Кристиан, герой романа, подросток, совершенно не знающий жизни, впервые приехал в Копенгаген. Пока корабль, на котором он прибыл, стоит на якоре в порту, его посещают некоторые дамы, одна из которых особенно очаровывает его. Она должна быть принцессой или чем-то в этом роде, если не разновидностью ангела. На следующий день он узнает ее местожительство, видит ее, рассказывает ей всю свою историю, все свои вдохновения, все свои надежды; он уверен, что нашел добрую и могущественную покровительницу. Леди улыбается ему и отпускает его с пирожными и сладостями, ласково похлопав по голове. Это именно то, что сделал бы сам Андерсен в том же возрасте, и именно таким образом он был бы отпущен и утешен. В автобиографии есть очень похожая сцена. Он объясняет некоторым добрым старым дамам, которых встречает в театре, свои подавленные стремления к искусству; они дают ему пирожные; — он снова рассказывает им о своих порывах и о том, что умирает от желания стать знаменитым; они дают ему еще пирожных; — он ест и успокаивается.
Корабль, однако, недолго простоял в гавани, прежде чем его принцесса посетила его снова. Был вечер — Кристиан был один в каюте.
«Он был крайне странно поражен, когда услышал в этот момент голос на ступенях каюты, который был точь-в-точь как у нее. Она, возможно, уже явилась бы как могущественная фея, чтобы привести его к счастью. Он бросился бы к ней, но она пришла не одна; матрос сопровождал ее и громко спросил, входя, есть ли там кто-нибудь. Но странное чувство стеснения сковало язык Кристиана, и он остался молчать.
— Что вы хотите мне сказать? — спросил матрос.

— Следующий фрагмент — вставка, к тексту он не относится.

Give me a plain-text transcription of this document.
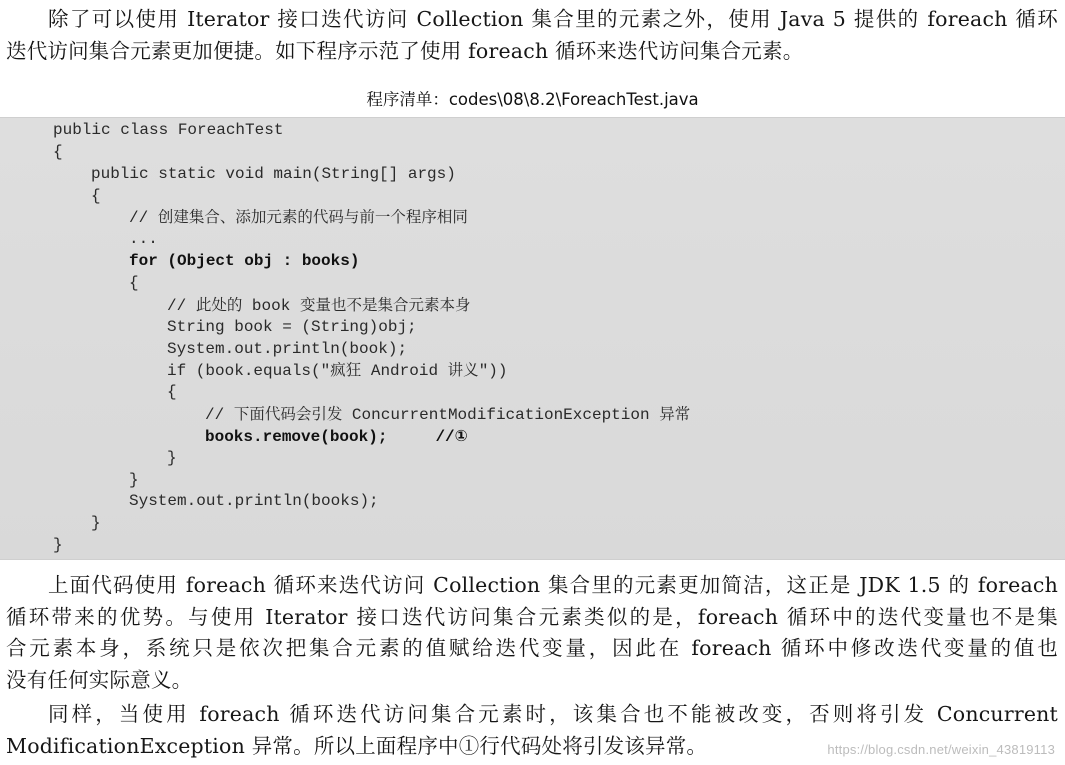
除了可以使用 Iterator 接口迭代访问 Collection 集合里的元素之外，使用 Java 5 提供的 foreach 循环
迭代访问集合元素更加便捷。如下程序示范了使用 foreach 循环来迭代访问集合元素。
程序清单：codes\08\8.2\ForeachTest.java
public class ForeachTest
{
public static void main(String[] args)
{
// 创建集合、添加元素的代码与前一个程序相同
...
for (Object obj : books)
{
// 此处的 book 变量也不是集合元素本身
String book = (String)obj;
System.out.println(book);
if (book.equals("疯狂 Android 讲义"))
{
// 下面代码会引发 ConcurrentModificationException 异常
books.remove(book);     //①
}
}
System.out.println(books);
}
}
上面代码使用 foreach 循环来迭代访问 Collection 集合里的元素更加简洁，这正是 JDK 1.5 的 foreach
循环带来的优势。与使用 Iterator 接口迭代访问集合元素类似的是，foreach 循环中的迭代变量也不是集
合元素本身，系统只是依次把集合元素的值赋给迭代变量，因此在 foreach 循环中修改迭代变量的值也
没有任何实际意义。
同样，当使用 foreach 循环迭代访问集合元素时，该集合也不能被改变，否则将引发 Concurrent
ModificationException 异常。所以上面程序中①行代码处将引发该异常。	https://blog.csdn.net/weixin_43819113
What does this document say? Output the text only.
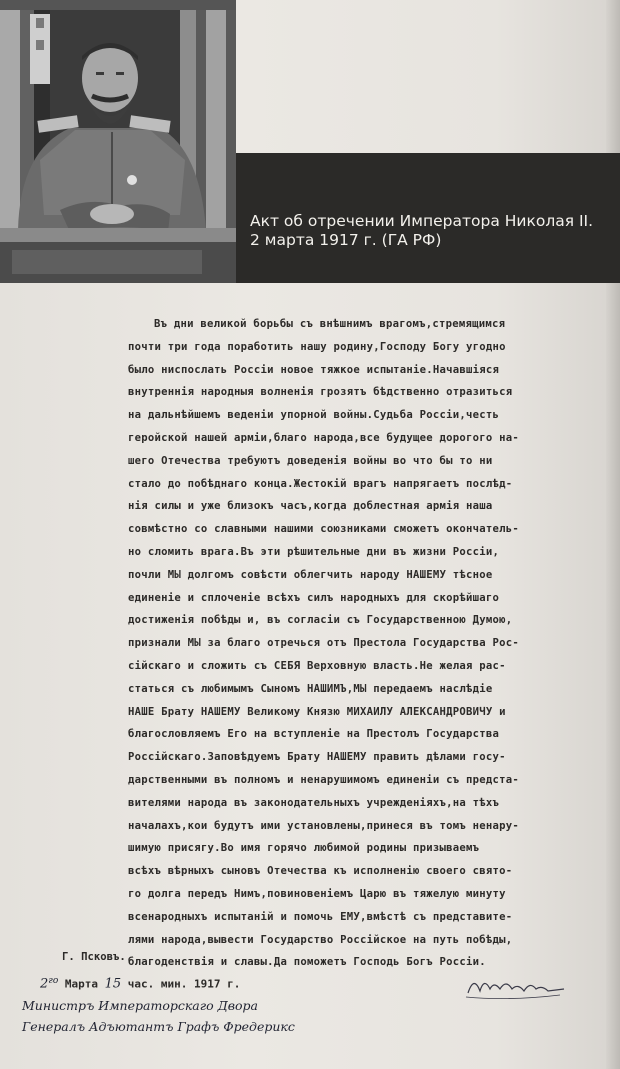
Акт об отречении Императора Николая II.
2 марта 1917 г. (ГА РФ)
Въ дни великой борьбы съ внѣшнимъ врагомъ,стремящимся
почти три года поработить нашу родину,Господу Богу угодно
было ниспослать Россіи новое тяжкое испытаніе.Начавшіяся
внутреннія народныя волненія грозятъ бѣдственно отразиться
на дальнѣйшемъ веденіи упорной войны.Судьба Россіи,честь
геройской нашей арміи,благо народа,все будущее дорогого на-
шего Отечества требуютъ доведенія войны во что бы то ни
стало до побѣднаго конца.Жестокій врагъ напрягаетъ послѣд-
нія силы и уже близокъ часъ,когда доблестная армія наша
совмѣстно со славными нашими союзниками сможетъ окончатель-
но сломить врага.Въ эти рѣшительные дни въ жизни Россіи,
почли МЫ долгомъ совѣсти облегчить народу НАШЕМУ тѣсное
единеніе и сплоченіе всѣхъ силъ народныхъ для скорѣйшаго
достиженія побѣды и, въ согласіи съ Государственною Думою,
признали МЫ за благо отречься отъ Престола Государства Рос-
сійскаго и сложить съ СЕБЯ Верховную власть.Не желая рас-
статься съ любимымъ Сыномъ НАШИМЪ,МЫ передаемъ наслѣдіе
НАШЕ Брату НАШЕМУ Великому Князю МИХАИЛУ АЛЕКСАНДРОВИЧУ и
благословляемъ Его на вступленіе на Престолъ Государства
Россійскаго.Заповѣдуемъ Брату НАШЕМУ править дѣлами госу-
дарственными въ полномъ и ненарушимомъ единеніи съ предста-
вителями народа въ законодательныхъ учрежденіяхъ,на тѣхъ
началахъ,кои будутъ ими установлены,принеся въ томъ ненару-
шимую присягу.Во имя горячо любимой родины призываемъ
всѣхъ вѣрныхъ сыновъ Отечества къ исполненію своего свято-
го долга передъ Нимъ,повиновеніемъ Царю въ тяжелую минуту
всенародныхъ испытаній и помочь ЕМУ,вмѣстѣ съ представите-
лями народа,вывести Государство Россійское на путь побѣды,
благоденствія и славы.Да поможетъ Господь Богъ Россіи.
Г. Псковъ.
$2^{го}$ Марта 15 час. мин. 1917 г.
Министръ Императорскаго Двора
Генералъ Адъютантъ Графъ Фредерикс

— Спаси меня! — было первым словом, которое Кристиан услышал из ее уст в каюте; она, которую он считал богатой и знатной дамой. — Я погрязла в позоре! — сказала она. — Никто не уважает меня; я больше не уважаю себя. О, спаси меня, Сёрен! Я честно поделила свои деньги с тобой; у меня еще есть сорок долларов. Женись на мне и увези меня прочь из этого горя и из этой нищеты! Отвези меня в место, где никто не будет знать меня, где ты не будешь стыдиться меня. Я буду работать на тебя как рабыня, пока кровь не выступит на кончиках моих пальцев. О, увези меня с собой! Через год может быть слишком поздно».
— Должен ли я отвезти тебя к моему старому отцу и матери? — сказал матрос.